Para a Federação Brasileira de Bancos (Febraban), o “maior custo de inadimplência” em relação a outros países, com elevado volume de provisões (recursos apartados para fazer frente a eventuais perdas), a dificuldade de recuperar garantias, baixa segurança jurídica e informações insuficientes de crédito, explicam o “spread” maior no Brasil.

O Banco Central, por sua vez, informou que tem se empenhando para produzir uma redução estrutural do custo do crédito. “O primeiro canal, pelo qual trabalhamos para isso, é o incentivo à concorrência, com base nas medidas que exemplifiquei anteriormente”, avaliou.

Para aumentar a competição bancária, a instituição informou que tem adotado ações como a adoção de uma regulação mais simplificada para bancos menores, diminuindo o custo regulatório, o incentivo às chamadas “fintechs” (termo usado para inovações e uso de novas tecnologias por empresas do setor financeiro) e a “democratização da informação”.

O órgão também informou que está atuando para melhorar o sistema de garantias das operações de crédito, e citou ainda as medidas tomadas para reduzir os juros do cartão de crédito rotativo.

Crédito bancário começa a reagir

Dados do Banco Central mostram que, com o fim da recessão e com a queda dos juros bancários nos últimos meses, apesar de ainda estarem altos para padrões internacionais, as operações de crédito dos bancos começam a reagir.

Segundo dados do Banco Central, o volume total do crédito bancário (estoque) continua registrando queda na parcial deste ano, até outubro – quando recuou 1,7%. Isso depois de cair 3,5% em todo ano passado.

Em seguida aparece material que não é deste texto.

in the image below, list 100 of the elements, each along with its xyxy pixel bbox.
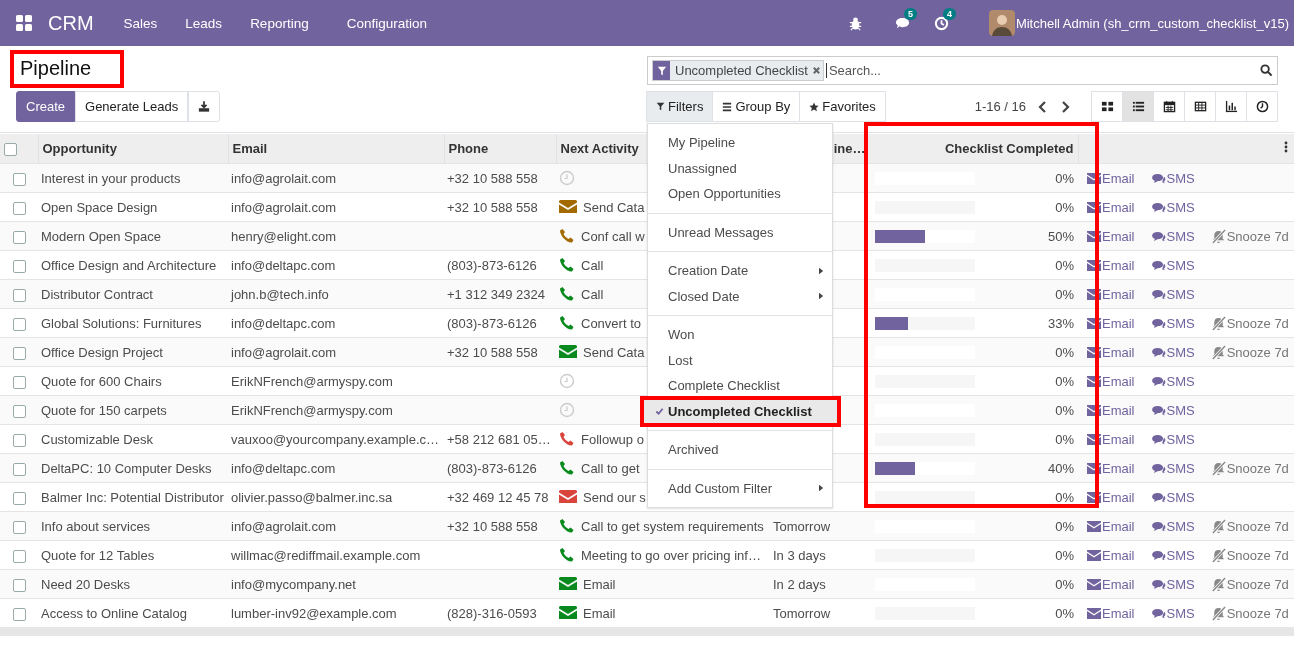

Entretanto, a autoridade monetária observou que as novas operações de crédito (concessões) por parte dos bancos cresceram 3,4% no segmento livre (sem contar habitacional, BNDES e rural) nos dez primeiros meses do ano.

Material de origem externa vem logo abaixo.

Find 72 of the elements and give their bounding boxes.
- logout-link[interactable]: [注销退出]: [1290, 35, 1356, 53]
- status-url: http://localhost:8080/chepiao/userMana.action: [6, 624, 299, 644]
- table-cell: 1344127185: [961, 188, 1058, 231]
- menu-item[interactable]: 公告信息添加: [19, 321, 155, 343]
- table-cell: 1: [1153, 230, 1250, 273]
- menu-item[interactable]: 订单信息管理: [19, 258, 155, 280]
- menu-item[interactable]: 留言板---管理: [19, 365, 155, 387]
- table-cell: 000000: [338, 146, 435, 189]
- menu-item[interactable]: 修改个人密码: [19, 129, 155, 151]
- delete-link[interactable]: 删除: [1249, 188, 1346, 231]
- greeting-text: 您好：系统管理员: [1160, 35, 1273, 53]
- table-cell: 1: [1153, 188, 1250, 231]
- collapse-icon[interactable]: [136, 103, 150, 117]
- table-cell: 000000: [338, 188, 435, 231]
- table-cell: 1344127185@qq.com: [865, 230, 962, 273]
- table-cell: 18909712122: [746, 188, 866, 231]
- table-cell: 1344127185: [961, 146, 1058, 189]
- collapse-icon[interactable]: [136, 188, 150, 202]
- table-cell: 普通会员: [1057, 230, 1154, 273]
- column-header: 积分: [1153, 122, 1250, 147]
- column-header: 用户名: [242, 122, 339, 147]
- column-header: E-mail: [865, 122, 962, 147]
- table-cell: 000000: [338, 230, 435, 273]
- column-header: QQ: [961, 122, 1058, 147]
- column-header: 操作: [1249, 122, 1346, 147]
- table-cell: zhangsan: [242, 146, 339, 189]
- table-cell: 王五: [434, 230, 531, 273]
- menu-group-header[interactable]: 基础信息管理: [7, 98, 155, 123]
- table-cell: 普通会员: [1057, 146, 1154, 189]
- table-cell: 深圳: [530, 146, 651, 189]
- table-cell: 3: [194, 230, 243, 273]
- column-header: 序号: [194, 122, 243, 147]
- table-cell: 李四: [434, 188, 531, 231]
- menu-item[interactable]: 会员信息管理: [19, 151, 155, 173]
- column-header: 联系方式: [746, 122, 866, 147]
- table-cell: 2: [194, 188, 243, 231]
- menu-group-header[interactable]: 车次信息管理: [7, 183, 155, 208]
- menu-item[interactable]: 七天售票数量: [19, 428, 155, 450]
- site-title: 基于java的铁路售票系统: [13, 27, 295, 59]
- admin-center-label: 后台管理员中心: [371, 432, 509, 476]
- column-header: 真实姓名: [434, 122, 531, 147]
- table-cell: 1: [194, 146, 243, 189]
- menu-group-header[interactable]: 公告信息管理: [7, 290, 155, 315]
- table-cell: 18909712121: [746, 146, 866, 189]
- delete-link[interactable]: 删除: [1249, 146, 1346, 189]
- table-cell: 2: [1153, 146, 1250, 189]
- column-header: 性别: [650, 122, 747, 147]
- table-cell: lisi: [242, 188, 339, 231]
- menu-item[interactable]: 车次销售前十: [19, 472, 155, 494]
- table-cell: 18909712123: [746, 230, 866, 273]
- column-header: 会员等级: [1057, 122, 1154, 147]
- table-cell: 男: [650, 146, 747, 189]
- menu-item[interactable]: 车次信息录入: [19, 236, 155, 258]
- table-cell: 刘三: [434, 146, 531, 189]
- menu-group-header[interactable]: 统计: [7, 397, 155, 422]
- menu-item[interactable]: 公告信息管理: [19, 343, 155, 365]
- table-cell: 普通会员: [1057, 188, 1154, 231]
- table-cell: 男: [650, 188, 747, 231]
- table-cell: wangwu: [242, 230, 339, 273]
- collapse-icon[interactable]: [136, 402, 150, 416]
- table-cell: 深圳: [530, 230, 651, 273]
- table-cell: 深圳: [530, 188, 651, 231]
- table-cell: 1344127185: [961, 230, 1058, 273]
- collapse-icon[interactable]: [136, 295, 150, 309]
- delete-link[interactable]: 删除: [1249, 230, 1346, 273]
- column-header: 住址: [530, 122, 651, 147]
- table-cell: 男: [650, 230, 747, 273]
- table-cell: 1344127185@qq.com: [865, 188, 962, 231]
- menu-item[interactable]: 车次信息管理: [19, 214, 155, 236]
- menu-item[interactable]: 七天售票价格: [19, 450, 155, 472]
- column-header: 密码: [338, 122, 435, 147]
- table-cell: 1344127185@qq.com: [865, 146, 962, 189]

Para Igor Velecico, do Bradesco, o crédito já começou a melhorar neste ano e anda “razoavelmente bem”. Ele cita dados de concessões nos últimos meses, que mostraram alta, em linha com o reaquecimento da economia.

“O fluxo [concessões mensais] começa a crescer antes e dados de estoque [volume total de crédito na economia] demoram mais pra aparecer”, avaliou.

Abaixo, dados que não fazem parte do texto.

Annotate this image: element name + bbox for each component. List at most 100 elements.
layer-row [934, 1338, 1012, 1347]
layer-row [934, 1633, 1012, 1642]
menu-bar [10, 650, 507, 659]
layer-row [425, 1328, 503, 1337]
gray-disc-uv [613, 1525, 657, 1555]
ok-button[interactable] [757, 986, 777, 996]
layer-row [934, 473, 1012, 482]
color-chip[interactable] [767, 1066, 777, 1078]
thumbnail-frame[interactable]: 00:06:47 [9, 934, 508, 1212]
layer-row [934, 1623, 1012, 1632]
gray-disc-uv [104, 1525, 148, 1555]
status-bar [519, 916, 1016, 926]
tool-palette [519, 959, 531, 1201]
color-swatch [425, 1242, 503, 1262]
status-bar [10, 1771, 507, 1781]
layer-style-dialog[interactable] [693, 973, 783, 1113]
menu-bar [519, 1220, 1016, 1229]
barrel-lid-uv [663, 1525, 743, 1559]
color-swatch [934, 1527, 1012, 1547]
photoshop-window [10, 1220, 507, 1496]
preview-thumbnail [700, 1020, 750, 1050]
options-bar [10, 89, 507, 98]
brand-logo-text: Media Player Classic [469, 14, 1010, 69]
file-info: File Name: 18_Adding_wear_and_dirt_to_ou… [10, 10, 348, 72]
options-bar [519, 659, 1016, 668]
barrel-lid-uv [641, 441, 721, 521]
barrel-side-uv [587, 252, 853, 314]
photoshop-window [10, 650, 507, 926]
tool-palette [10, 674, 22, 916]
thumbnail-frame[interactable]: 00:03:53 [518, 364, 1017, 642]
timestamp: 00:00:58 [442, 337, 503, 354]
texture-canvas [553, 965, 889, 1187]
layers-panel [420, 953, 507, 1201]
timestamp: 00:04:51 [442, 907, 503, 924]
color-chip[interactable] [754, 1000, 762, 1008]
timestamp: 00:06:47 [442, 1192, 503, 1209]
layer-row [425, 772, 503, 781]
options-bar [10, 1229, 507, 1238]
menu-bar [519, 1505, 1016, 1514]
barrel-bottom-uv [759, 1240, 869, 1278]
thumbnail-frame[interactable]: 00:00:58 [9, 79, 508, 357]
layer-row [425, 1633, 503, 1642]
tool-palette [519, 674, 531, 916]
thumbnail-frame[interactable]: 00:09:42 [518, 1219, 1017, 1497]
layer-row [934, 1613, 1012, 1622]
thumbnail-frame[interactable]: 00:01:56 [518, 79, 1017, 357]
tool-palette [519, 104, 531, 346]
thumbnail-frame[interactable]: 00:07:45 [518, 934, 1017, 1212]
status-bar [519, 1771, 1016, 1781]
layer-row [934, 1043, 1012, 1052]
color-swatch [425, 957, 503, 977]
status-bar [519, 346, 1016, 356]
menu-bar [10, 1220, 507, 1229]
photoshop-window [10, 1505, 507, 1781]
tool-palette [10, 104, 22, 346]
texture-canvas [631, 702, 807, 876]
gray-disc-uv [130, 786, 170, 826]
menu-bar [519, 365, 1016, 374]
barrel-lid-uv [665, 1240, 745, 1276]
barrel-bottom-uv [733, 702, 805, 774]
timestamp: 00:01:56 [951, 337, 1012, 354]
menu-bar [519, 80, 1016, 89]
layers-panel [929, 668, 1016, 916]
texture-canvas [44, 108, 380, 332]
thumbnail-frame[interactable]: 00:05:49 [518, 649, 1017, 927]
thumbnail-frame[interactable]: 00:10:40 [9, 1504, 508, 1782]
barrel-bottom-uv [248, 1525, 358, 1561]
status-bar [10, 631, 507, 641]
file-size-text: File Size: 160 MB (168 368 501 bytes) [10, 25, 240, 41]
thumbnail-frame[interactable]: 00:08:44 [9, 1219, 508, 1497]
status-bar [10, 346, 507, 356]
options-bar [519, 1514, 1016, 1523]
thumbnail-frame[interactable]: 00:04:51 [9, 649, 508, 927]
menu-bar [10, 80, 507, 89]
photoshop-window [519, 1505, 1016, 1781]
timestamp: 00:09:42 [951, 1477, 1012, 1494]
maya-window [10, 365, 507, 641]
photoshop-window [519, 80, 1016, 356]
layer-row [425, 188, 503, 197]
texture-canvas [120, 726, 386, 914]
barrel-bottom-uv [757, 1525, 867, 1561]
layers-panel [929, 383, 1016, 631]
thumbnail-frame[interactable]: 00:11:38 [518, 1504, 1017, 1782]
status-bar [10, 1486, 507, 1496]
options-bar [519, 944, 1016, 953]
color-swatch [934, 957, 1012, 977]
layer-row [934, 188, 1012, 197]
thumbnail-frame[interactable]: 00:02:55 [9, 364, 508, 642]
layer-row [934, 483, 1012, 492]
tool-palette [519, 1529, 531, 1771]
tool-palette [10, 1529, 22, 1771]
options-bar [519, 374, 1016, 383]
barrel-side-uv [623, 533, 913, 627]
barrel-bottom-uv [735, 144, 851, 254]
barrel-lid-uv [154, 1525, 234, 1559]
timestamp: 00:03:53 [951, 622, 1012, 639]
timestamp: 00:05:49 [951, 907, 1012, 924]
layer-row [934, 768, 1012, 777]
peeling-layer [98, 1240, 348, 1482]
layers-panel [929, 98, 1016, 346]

Maurício Molan, do Santander, concorda que o crédito bancário está melhorando. “As concessões de crédito livre para pessoa jurídica nos últimos três meses, contra três meses do ano anterior, cresceu 5%. Já é mais do que a inflação. Minha leitura é que o crédito já se recupera (…) Começa a ver o movimento de alta nas concessões. O estoque começa a ver isso com defasagem”, declarou.

Mesmo com a incipiente recuperação do crédito bancário nos últimos meses, dados do BC mostram que o volume total de empréstimos na economia brasileira continua bem abaixo quando se compara com outros países.

Em outubro, o crédito bancário representou 46,9% do PIB no Brasil. Em países mais desenvolvidos, como Estados Unidos, Japão, Reino Unido e Chile, por exemplo, o crédito bancário supera a marca dos 100% do PIB.

Questionado pelo G1 se o crédito bancário poderá superar a marca dos 100% do PIB de forma segura no futuro, o Banco Central avaliou que é preciso “perseverar” nos ajustes e reformas na economia brasileira a fim de propiciar reduções sustentáveis no custo do crédito (juros bancários).

“Com o crédito mais barato, as famílias e as empresas poderão utilizar um volume maior de crédito sem que isso pese no orçamento. Assim, a economia brasileira poderá conviver com maiores volumes de crédito, sem comprometer a segurança do sistema financeiro”, concluiu a instituição.